What will most likely happen is that basic resources get more expensive (more ways to spend them) while items made from time gated resources and bloods become cheaper (more ways to create them). The combination of both (the overall price of the "average" basket of trade goods consumed by the player base) will get slightly more expensive because of the increased overall gold in the economy.
This is a rather shitty change because it means that farming (which is toxic gameplay) and with that also botting become way more attractive than they already are. Using time gated resources and making farmed ones almost useless was an awesome move from Blizzard and could have been a first step to get rid of the toxic farming stuff completely (e.g. making all resources time gated instead of farmable) and I'm very sad to see them going in the opposite direction now.
Theoretically the patch could still lead to deflation, though. If people decide to farm more basic materials the supply will increase. If that supply increases faster than the supply of gold then prices will drop. But let's be realistic here: Most basic mats are generated by bots, simply because they can farm all day long. It's bad but it's the reality. They are running anyway, no matter the mat price on the auction house. The supply increase from players starting to farm more will probably be negligible.

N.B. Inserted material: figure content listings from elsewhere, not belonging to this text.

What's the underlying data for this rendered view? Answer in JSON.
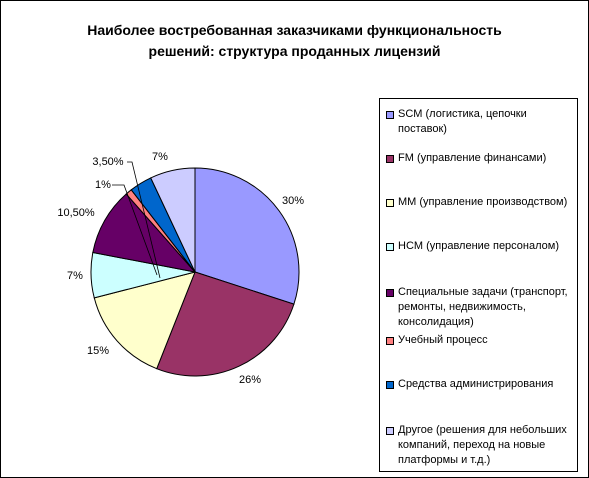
{
  "title": {
    "line1": "Наиболее востребованная заказчиками функциональность",
    "line2": "решений: структура проданных лицензий"
  },
  "chart_data": {
    "type": "pie",
    "title": "Наиболее востребованная заказчиками функциональность решений: структура проданных лицензий",
    "legend_position": "right",
    "slices": [
      {
        "name": "SCM (логистика, цепочки поставок)",
        "value": 30,
        "label": "30%",
        "color": "#9999ff"
      },
      {
        "name": "FM (управление финансами)",
        "value": 26,
        "label": "26%",
        "color": "#993366"
      },
      {
        "name": "MM (управление производством)",
        "value": 15,
        "label": "15%",
        "color": "#ffffcc"
      },
      {
        "name": "HCM (управление персоналом)",
        "value": 7,
        "label": "7%",
        "color": "#ccffff"
      },
      {
        "name": "Специальные задачи (транспорт, ремонты, недвижимость, консолидация)",
        "value": 10.5,
        "label": "10,50%",
        "color": "#660066"
      },
      {
        "name": "Учебный процесс",
        "value": 1,
        "label": "1%",
        "color": "#ff8080"
      },
      {
        "name": "Средства администрирования",
        "value": 3.5,
        "label": "3,50%",
        "color": "#0066cc"
      },
      {
        "name": "Другое (решения для небольших компаний, переход на новые платформы и т.д.)",
        "value": 7,
        "label": "7%",
        "color": "#ccccff"
      }
    ]
  },
  "legend": {
    "items": [
      {
        "label": "SCM (логистика, цепочки поставок)",
        "color": "#9999ff"
      },
      {
        "label": "FM (управление финансами)",
        "color": "#993366"
      },
      {
        "label": "MM (управление производством)",
        "color": "#ffffcc"
      },
      {
        "label": "HCM (управление персоналом)",
        "color": "#ccffff"
      },
      {
        "label": "Специальные задачи (транспорт, ремонты, недвижимость, консолидация)",
        "color": "#660066"
      },
      {
        "label": "Учебный процесс",
        "color": "#ff8080"
      },
      {
        "label": "Средства администрирования",
        "color": "#0066cc"
      },
      {
        "label": "Другое (решения для небольших компаний, переход на новые платформы и т.д.)",
        "color": "#ccccff"
      }
    ]
  }
}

This is a real issue but I think it's less severe than you think. There are not many people with 12 max lvl toons. Most players don't even have 3. And those won't all be running missions on a daily basis. The general player base is way less active than you might think
The overall effect of this is real but I wouldn't call it "mass producing" a currency. In the end it's not worse than people farming daily quests which gave significant gold rewards.

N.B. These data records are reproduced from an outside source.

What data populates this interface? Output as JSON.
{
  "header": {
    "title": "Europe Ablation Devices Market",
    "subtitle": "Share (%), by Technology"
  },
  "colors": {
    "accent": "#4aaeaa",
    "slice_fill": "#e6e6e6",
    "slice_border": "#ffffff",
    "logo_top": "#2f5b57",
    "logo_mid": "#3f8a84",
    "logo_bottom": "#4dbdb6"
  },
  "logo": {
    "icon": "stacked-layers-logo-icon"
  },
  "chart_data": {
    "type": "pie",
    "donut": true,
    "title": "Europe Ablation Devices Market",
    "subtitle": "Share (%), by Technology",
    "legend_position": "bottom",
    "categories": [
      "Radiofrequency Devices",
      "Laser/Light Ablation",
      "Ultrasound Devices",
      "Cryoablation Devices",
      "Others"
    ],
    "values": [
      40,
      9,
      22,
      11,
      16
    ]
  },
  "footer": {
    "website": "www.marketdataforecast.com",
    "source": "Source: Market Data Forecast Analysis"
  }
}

Auction house fees also counter balance that. Gold increase in the economy is fixed by the amount Blizzard gives us via the garrision, vendor prices or quest rewards. Gold decrease in the economy is determined mainly by auction house fees (plus maybe cost for repairs, those add up and are paid by everyone). If prices rise then the auction house fees (calculated as percentage of the price) rise, too, until there is a balance between gold generation and gold destruction. It's a self-regulating system and a mild inflation should be able to raise the average auction house fee high enough to counter the additional gold influx from treasure hunters.